Always stay calm when conversing with a rude visitor. Often, they are not angry with you but with the service offered, and though unfair, you need to be the bigger person and understand that this is the case. No matter what they do, yell, scream or hurl insults, you need to maintain your composure and remain uninvolved with the situation.
Letting the matter get personal will only further worsen an already bad situation. If you respond to their rudeness with hostility, it is bound to worsen, and you are more likely to face the repercussions while the visitor has nothing to lose. The best thing is to remain calm until they are done.
Sympathize with the visitor
A front desk executive should attempt to show kindness to the visitor despite their rudeness. Show compassion to the visitor and let them know that you understand their frustrations, even though that may not be the case. It does not help the situation at all if you are equally rude.
There’s more to lose on your part. Unsatisfied visitors need to know that someone empathizes with them. Being kind to a visitor regardless of their behavior is bound to de-escalate the situation, and the visitor will most likely calm down.
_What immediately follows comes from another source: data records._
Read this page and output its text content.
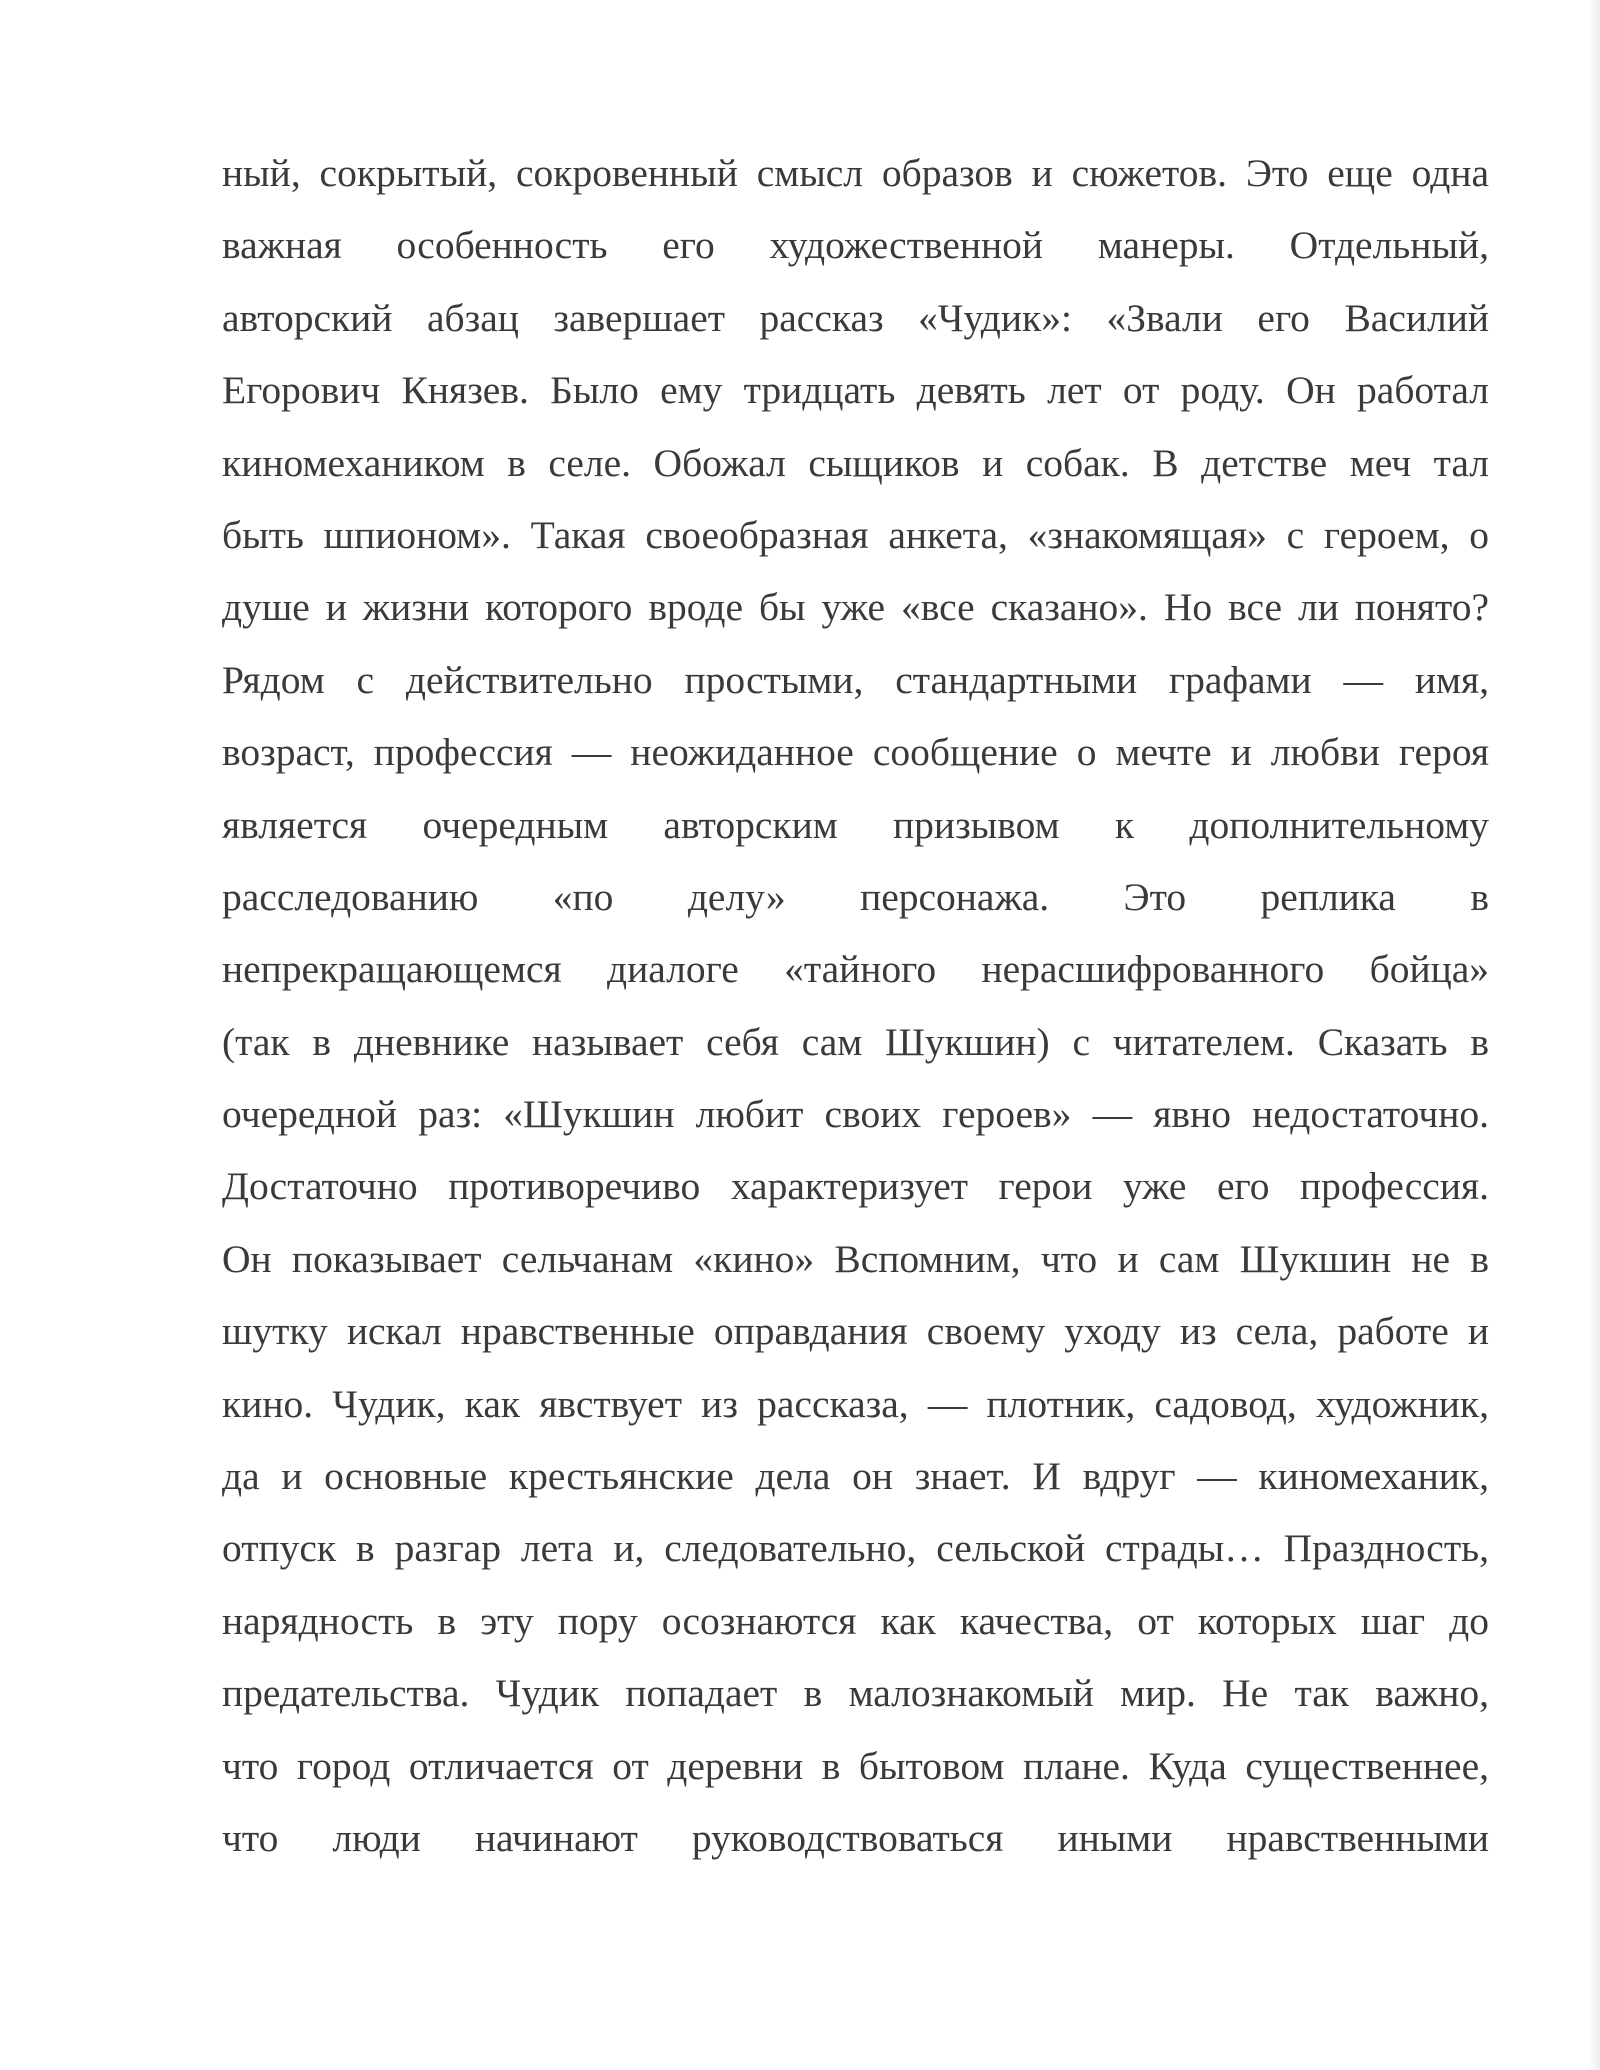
ный, сокрытый, сокровенный смысл образов и сюжетов. Это еще одна
важная особенность его художественной манеры. Отдельный,
авторский абзац завершает рассказ «Чудик»: «Звали его Василий
Егорович Князев. Было ему тридцать девять лет от роду. Он работал
киномехаником в селе. Обожал сыщиков и собак. В детстве меч тал
быть шпионом». Такая своеобразная анкета, «знакомящая» с героем, о
душе и жизни которого вроде бы уже «все сказано». Но все ли понято?
Рядом с действительно простыми, стандартными графами — имя,
возраст, профессия — неожиданное сообщение о мечте и любви героя
является очередным авторским призывом к дополнительному
расследованию «по делу» персонажа. Это реплика в
непрекращающемся диалоге «тайного нерасшифрованного бойца»
(так в дневнике называет себя сам Шукшин) с читателем. Сказать в
очередной раз: «Шукшин любит своих героев» — явно недостаточно.
Достаточно противоречиво характеризует герои уже его профессия.
Он показывает сельчанам «кино» Вспомним, что и сам Шукшин не в
шутку искал нравственные оправдания своему уходу из села, работе и
кино. Чудик, как явствует из рассказа, — плотник, садовод, художник,
да и основные крестьянские дела он знает. И вдруг — киномеханик,
отпуск в разгар лета и, следовательно, сельской страды… Праздность,
нарядность в эту пору осознаются как качества, от которых шаг до
предательства. Чудик попадает в малознакомый мир. Не так важно,
что город отличается от деревни в бытовом плане. Куда существеннее,
что люди начинают руководствоваться иными нравственными
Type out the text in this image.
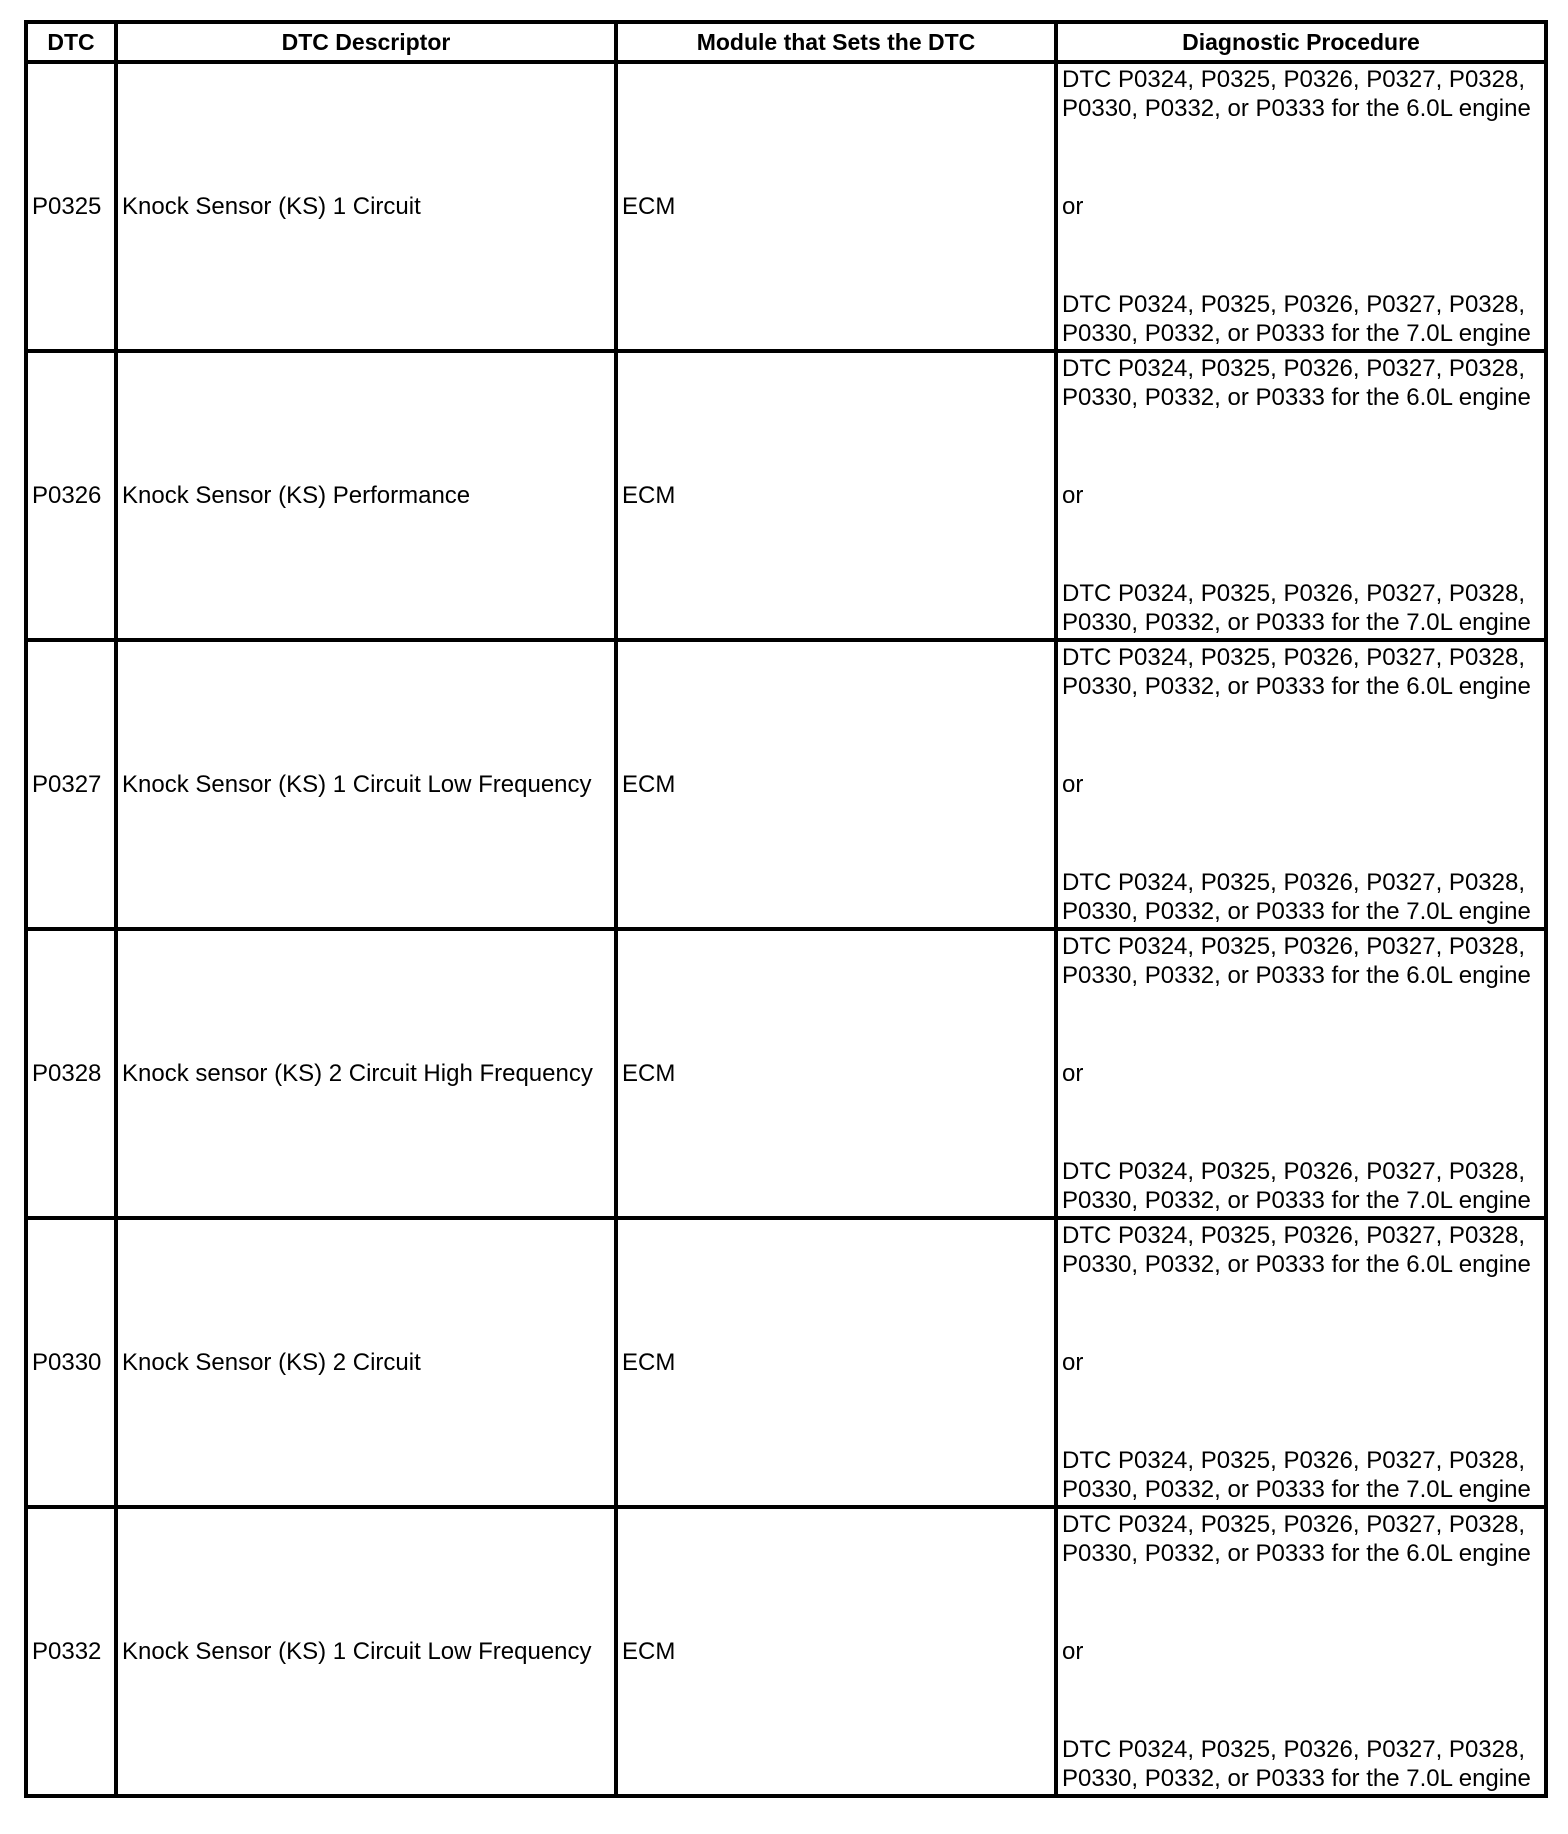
DTC	DTC Descriptor	Module that Sets the DTC	Diagnostic Procedure
P0325	Knock Sensor (KS) 1 Circuit	ECM	DTC P0324, P0325, P0326, P0327, P0328, P0330, P0332, or P0333 for the 6.0L engine
or
DTC P0324, P0325, P0326, P0327, P0328, P0330, P0332, or P0333 for the 7.0L engine

P0326	Knock Sensor (KS) Performance	ECM	DTC P0324, P0325, P0326, P0327, P0328, P0330, P0332, or P0333 for the 6.0L engine
or
DTC P0324, P0325, P0326, P0327, P0328, P0330, P0332, or P0333 for the 7.0L engine

P0327	Knock Sensor (KS) 1 Circuit Low Frequency	ECM	DTC P0324, P0325, P0326, P0327, P0328, P0330, P0332, or P0333 for the 6.0L engine
or
DTC P0324, P0325, P0326, P0327, P0328, P0330, P0332, or P0333 for the 7.0L engine

P0328	Knock sensor (KS) 2 Circuit High Frequency	ECM	DTC P0324, P0325, P0326, P0327, P0328, P0330, P0332, or P0333 for the 6.0L engine
or
DTC P0324, P0325, P0326, P0327, P0328, P0330, P0332, or P0333 for the 7.0L engine

P0330	Knock Sensor (KS) 2 Circuit	ECM	DTC P0324, P0325, P0326, P0327, P0328, P0330, P0332, or P0333 for the 6.0L engine
or
DTC P0324, P0325, P0326, P0327, P0328, P0330, P0332, or P0333 for the 7.0L engine

P0332	Knock Sensor (KS) 1 Circuit Low Frequency	ECM	DTC P0324, P0325, P0326, P0327, P0328, P0330, P0332, or P0333 for the 6.0L engine
or
DTC P0324, P0325, P0326, P0327, P0328, P0330, P0332, or P0333 for the 7.0L engine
From there, you can easily figure out the way forward or how you can assist the visitor.
Apologize sincerely and find a solution
Whether their complaints are valid or not, give sincere apologies on behalf of whoever their complaint is about. Your reaction to them is what controls the direction of the complaint. The visitor is probably a potential client or customer and you want to retain them.
The image of the company also matters and most times, it is the front desk executives that carry the image as they are the first people clients or guests interact with. Apologize to the visitor for whatever inconvenience they encountered and try to actively find a solution for them or forward them to someone who can.